According to Inbar Lasser-Raab, senior director of network systems at Cisco, today's announcement represents three major areas of progress for the company: partnerships (the Ecosystem, which is working towards IP standards-based interoperability); customers (Cisco is working with more than 15 utilities and has established an international technical advisory board with both U.S. and EU utilities that it will bring together to discuss top smart grid issues); and security (new solutions and services).
The latter is something that has plagued the idea of an IP-based smart grid, with people running scared at the thought of hackers orchestrating massive blackouts.
While Cisco is focusing a lot of attention on security, Lasser-Raab insists that the security threats have been overly dramatized and that utilities are now comfortable with IP.

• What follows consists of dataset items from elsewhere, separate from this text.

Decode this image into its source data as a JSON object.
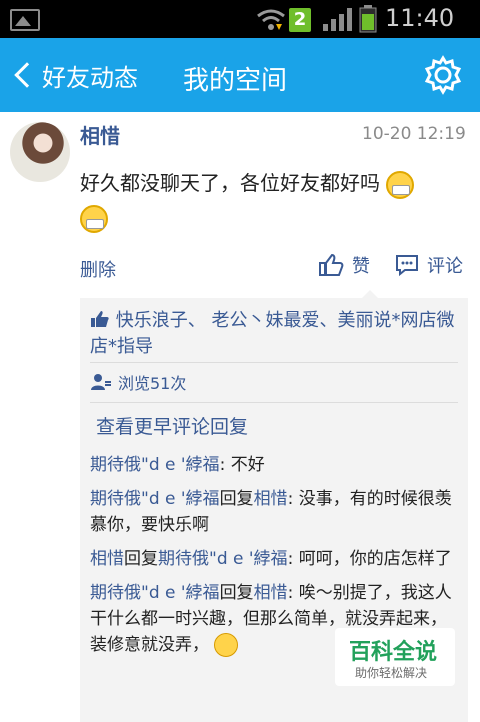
{
  "status_bar": {
    "time": "11:40",
    "sim_label": "2",
    "icons": [
      "picture-icon",
      "wifi-icon",
      "sim-icon",
      "signal-icon",
      "battery-icon"
    ]
  },
  "title_bar": {
    "back_label": "好友动态",
    "title": "我的空间"
  },
  "post": {
    "author": "相惜",
    "time": "10-20 12:19",
    "text": "好久都没聊天了，各位好友都好吗",
    "delete_label": "删除",
    "like_label": "赞",
    "comment_label": "评论"
  },
  "panel": {
    "likes_text": "快乐浪子、 老公丶妹最爱、美丽说*网店微店*指导",
    "views_text": "浏览51次",
    "more_comments": "查看更早评论回复"
  },
  "comments": [
    {
      "from": "期待俄\"d e '綍福",
      "reply_word": "",
      "to": "",
      "text": ": 不好"
    },
    {
      "from": "期待俄\"d e '綍福",
      "reply_word": "回复",
      "to": "相惜",
      "text": ": 没事，有的时候很羡慕你，要快乐啊"
    },
    {
      "from": "相惜",
      "reply_word": "回复",
      "to": "期待俄\"d e '綍福",
      "text": ": 呵呵，你的店怎样了"
    },
    {
      "from": "期待俄\"d e '綍福",
      "reply_word": "回复",
      "to": "相惜",
      "text": ": 唉～别提了，我这人干什么都一时兴趣，但那么简单，就没弄起来，装修意就没弄，"
    }
  ],
  "watermark": {
    "title": "百科全说",
    "subtitle": "助你轻松解决"
  },
  "colors": {
    "title_bar_bg": "#1aa3e8",
    "name_blue": "#3a5a94",
    "timestamp_gray": "#8a8a8a",
    "panel_bg": "#f3f3f3"
  }
}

"IP has been around for many years and there are already many mission-critical networks that run on IP," she says. "If you look at the security threat versus the efficiency that an IP-based standard would bring, for most of the utilities we're talking to, the risk is outweighed by the benefits."
"There is trust there that IP has been around a long time and we've dealt with those issues many years ago—they have made the decision already that IP is the standard, that it's the right infrastructure."
Still, Lasser-Raab is quick to point out that no one is underestimating the security requirements that go along with an IP-based network, which is why Cisco also announced today a range of physical and cybersecurity services related to smart grid, including utility compliance assessments, physical site security vulnerability assessments, grid security architecture design, and physical and networking security design and deployment.
In less than six months, Cisco has managed to emerge as a dominant force in smart grid.
So far, that hasn't overly affected Silver Spring Networks, referred to as "the Cisco of smart grid" before Cisco got into the space, apart from taking a bit of the limelight.
Silver Spring already has relationships in place with most of the utilities Cisco has announced partnerships with and, in fact, there have been a couple of deals — Florida Power and Light and Duke Energy — on which the two companies have worked together. Silver Spring announced last month that it expects to be profitable by the end of the year, and there has been speculation that it will be one of the first start-up smart grid companies to go public.
Perhaps more importantly, with Silver Spring and Cisco jockeying for position as the networking giant of smart grid and wracking up utility deals weekly, there seems to be little room left for smaller players.
There still remain plenty of unknowns for the smart grid future. For one, the federal government is still writing the ground rules for building a national, compatible smart grid that will increase energy efficiency and facilitate the use of renewable energy resources.
The Federal Energy Regulatory Commission adopted its first official smart grid priorities in July, including cybersecurity, dynamic pricing, and the need for technology that can facilitate off-peak charging for electric vehicles. The National Institute of Standards and Technology is now working with the utility industry on writing hundreds of national smart grid-related standards to be completed later this year.
The president and members of Congress clearly recognize the value. The recovery bill passed earlier this year set aside $11 billion for smart grid development, and a climate and energy bill in the works now is expected to add more. According to DOE calculations, if the current power grid became just 5 percent more efficient, the energy savings and cuts in greenhouse gas emissions would be equivalent to removing 53 million cars from the road.